When the war ended, Crik bought his first Jenny off the Army for two hundred dollars. He hooked up with some war buddies and started storming. Eventually he found a good place with the Great Gilbert Flying Circus, and took his pay from them. In order to draw the crowds, the air shows started to push the risks. Crashes became more frequent, and the government stepped in and wrote some laws. The new regulations grounded many of the planes the stormers flew and called their more risky stunts illegal. The circuit couldn’t make it after that, and Crik returned home to Holly Grove.
He set up dusting farms and put on a show every few weeks during the warmer months. As long as he only drew a crowd to his own place, no one bothered him. And it was useful to have a pilot in farm country. Things needed to be picked up and delivered, including people that needed emergency medical care that a small town doctor couldn’t offer. Farmers wanted to dust more and more fields as the practice took hold, and Crik also became known as the plane doctor. With the exception of the cut he took from the show that Liddy and Daniel flew at his place in his planes, repairing engines, skins and wings was the way he now got by. It had been over ten years since Crik had flown for a crowd.
“Okay, sit down here and give us a stab at that money there,” Orrin prodded Liddy.
“You’ll never give up, will ya?” Crik hollered to his friend.

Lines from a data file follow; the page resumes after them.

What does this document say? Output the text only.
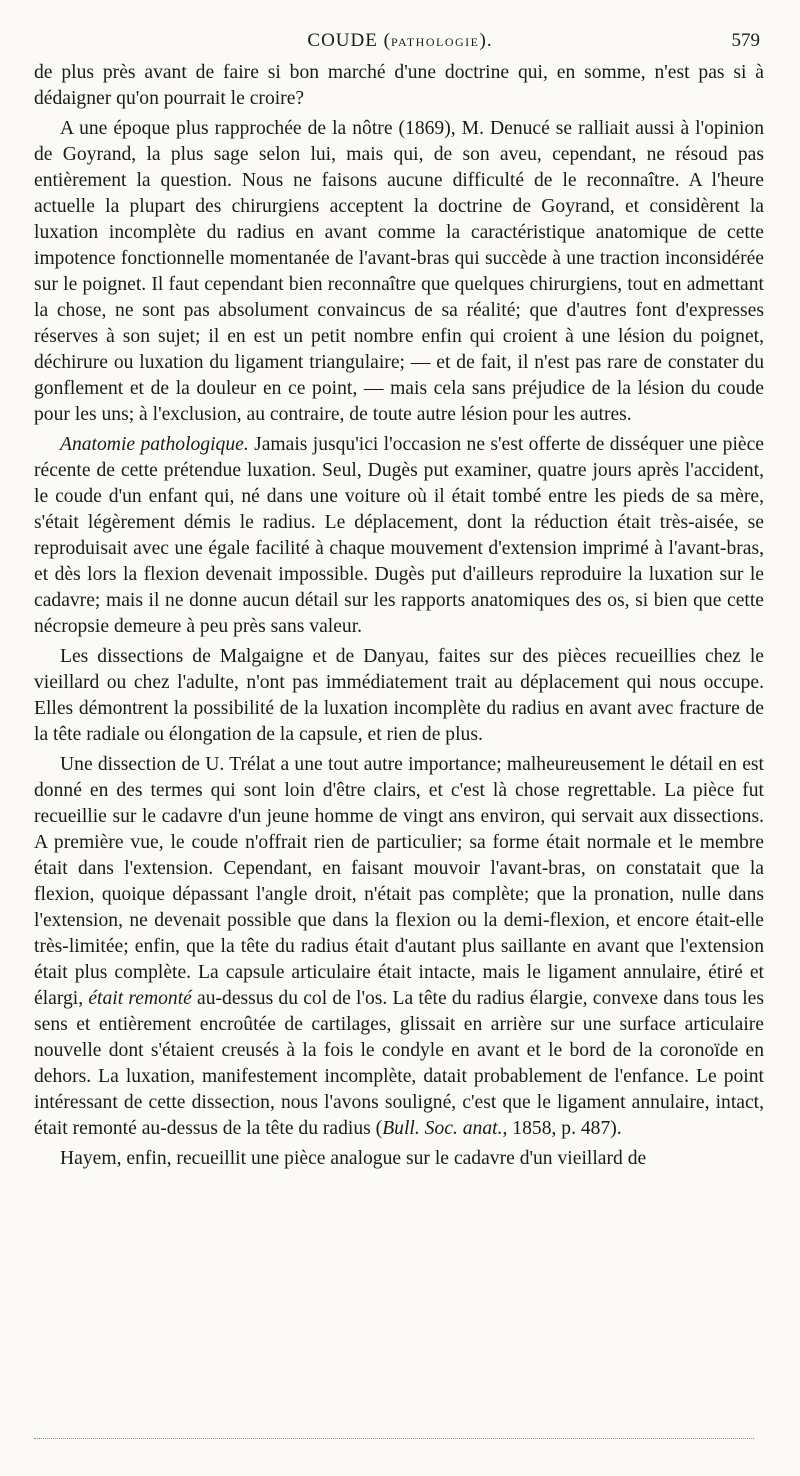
COUDE (PATHOLOGIE).	579

de plus près avant de faire si bon marché d'une doctrine qui, en somme, n'est pas si à dédaigner qu'on pourrait le croire?

A une époque plus rapprochée de la nôtre (1869), M. Denucé se ralliait aussi à l'opinion de Goyrand, la plus sage selon lui, mais qui, de son aveu, cependant, ne résoud pas entièrement la question. Nous ne faisons aucune difficulté de le reconnaître. A l'heure actuelle la plupart des chirurgiens acceptent la doctrine de Goyrand, et considèrent la luxation incomplète du radius en avant comme la caractéristique anatomique de cette impotence fonctionnelle momentanée de l'avant-bras qui succède à une traction inconsidérée sur le poignet. Il faut cependant bien reconnaître que quelques chirurgiens, tout en admettant la chose, ne sont pas absolument convaincus de sa réalité; que d'autres font d'expresses réserves à son sujet; il en est un petit nombre enfin qui croient à une lésion du poignet, déchirure ou luxation du ligament triangulaire; — et de fait, il n'est pas rare de constater du gonflement et de la douleur en ce point, — mais cela sans préjudice de la lésion du coude pour les uns; à l'exclusion, au contraire, de toute autre lésion pour les autres.

Anatomie pathologique. Jamais jusqu'ici l'occasion ne s'est offerte de disséquer une pièce récente de cette prétendue luxation. Seul, Dugès put examiner, quatre jours après l'accident, le coude d'un enfant qui, né dans une voiture où il était tombé entre les pieds de sa mère, s'était légèrement démis le radius. Le déplacement, dont la réduction était très-aisée, se reproduisait avec une égale facilité à chaque mouvement d'extension imprimé à l'avant-bras, et dès lors la flexion devenait impossible. Dugès put d'ailleurs reproduire la luxation sur le cadavre; mais il ne donne aucun détail sur les rapports anatomiques des os, si bien que cette nécropsie demeure à peu près sans valeur.

Les dissections de Malgaigne et de Danyau, faites sur des pièces recueillies chez le vieillard ou chez l'adulte, n'ont pas immédiatement trait au déplacement qui nous occupe. Elles démontrent la possibilité de la luxation incomplète du radius en avant avec fracture de la tête radiale ou élongation de la capsule, et rien de plus.

Une dissection de U. Trélat a une tout autre importance; malheureusement le détail en est donné en des termes qui sont loin d'être clairs, et c'est là chose regrettable. La pièce fut recueillie sur le cadavre d'un jeune homme de vingt ans environ, qui servait aux dissections. A première vue, le coude n'offrait rien de particulier; sa forme était normale et le membre était dans l'extension. Cependant, en faisant mouvoir l'avant-bras, on constatait que la flexion, quoique dépassant l'angle droit, n'était pas complète; que la pronation, nulle dans l'extension, ne devenait possible que dans la flexion ou la demi-flexion, et encore était-elle très-limitée; enfin, que la tête du radius était d'autant plus saillante en avant que l'extension était plus complète. La capsule articulaire était intacte, mais le ligament annulaire, étiré et élargi, était remonté au-dessus du col de l'os. La tête du radius élargie, convexe dans tous les sens et entièrement encroûtée de cartilages, glissait en arrière sur une surface articulaire nouvelle dont s'étaient creusés à la fois le condyle en avant et le bord de la coronoïde en dehors. La luxation, manifestement incomplète, datait probablement de l'enfance. Le point intéressant de cette dissection, nous l'avons souligné, c'est que le ligament annulaire, intact, était remonté au-dessus de la tête du radius (Bull. Soc. anat., 1858, p. 487).

Hayem, enfin, recueillit une pièce analogue sur le cadavre d'un vieillard de
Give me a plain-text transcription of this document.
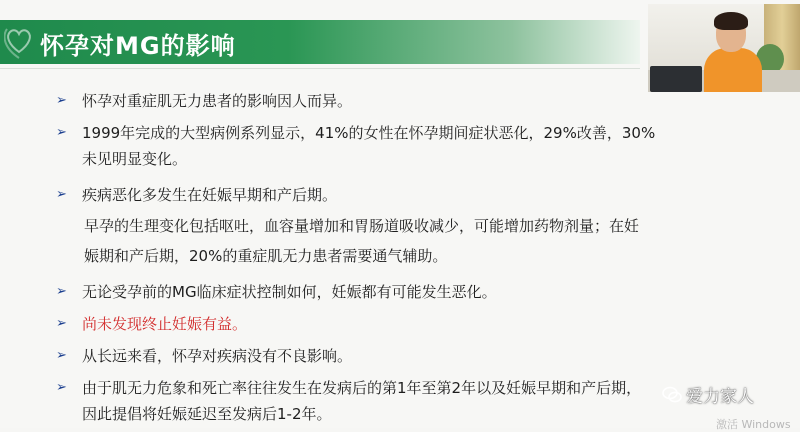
怀孕对MG的影响
➢ 怀孕对重症肌无力患者的影响因人而异。
➢ 1999年完成的大型病例系列显示，41%的女性在怀孕期间症状恶化，29%改善，30%
未见明显变化。
➢ 疾病恶化多发生在妊娠早期和产后期。
早孕的生理变化包括呕吐，血容量增加和胃肠道吸收减少，可能增加药物剂量；在妊
娠期和产后期，20%的重症肌无力患者需要通气辅助。
➢ 无论受孕前的MG临床症状控制如何，妊娠都有可能发生恶化。
➢ 尚未发现终止妊娠有益。
➢ 从长远来看，怀孕对疾病没有不良影响。
➢ 由于肌无力危象和死亡率往往发生在发病后的第1年至第2年以及妊娠早期和产后期，
因此提倡将妊娠延迟至发病后1-2年。
爱力家人
激活 Windows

“It’s worth askin’,” Orrin said to Crik and then looked up at Liddy. “What’s it gonna take for you to sit a hand with us, girl?”
Liddy leaned toward Orrin’s ear, patted his back and raised her voice, “When there’s no chance of losing, you give me a holler.” She stuffed the money deep into her pocket then moved behind Crik, circled his neck with a hug, kissed the top of his head and polished it in with her hands. “See you later.”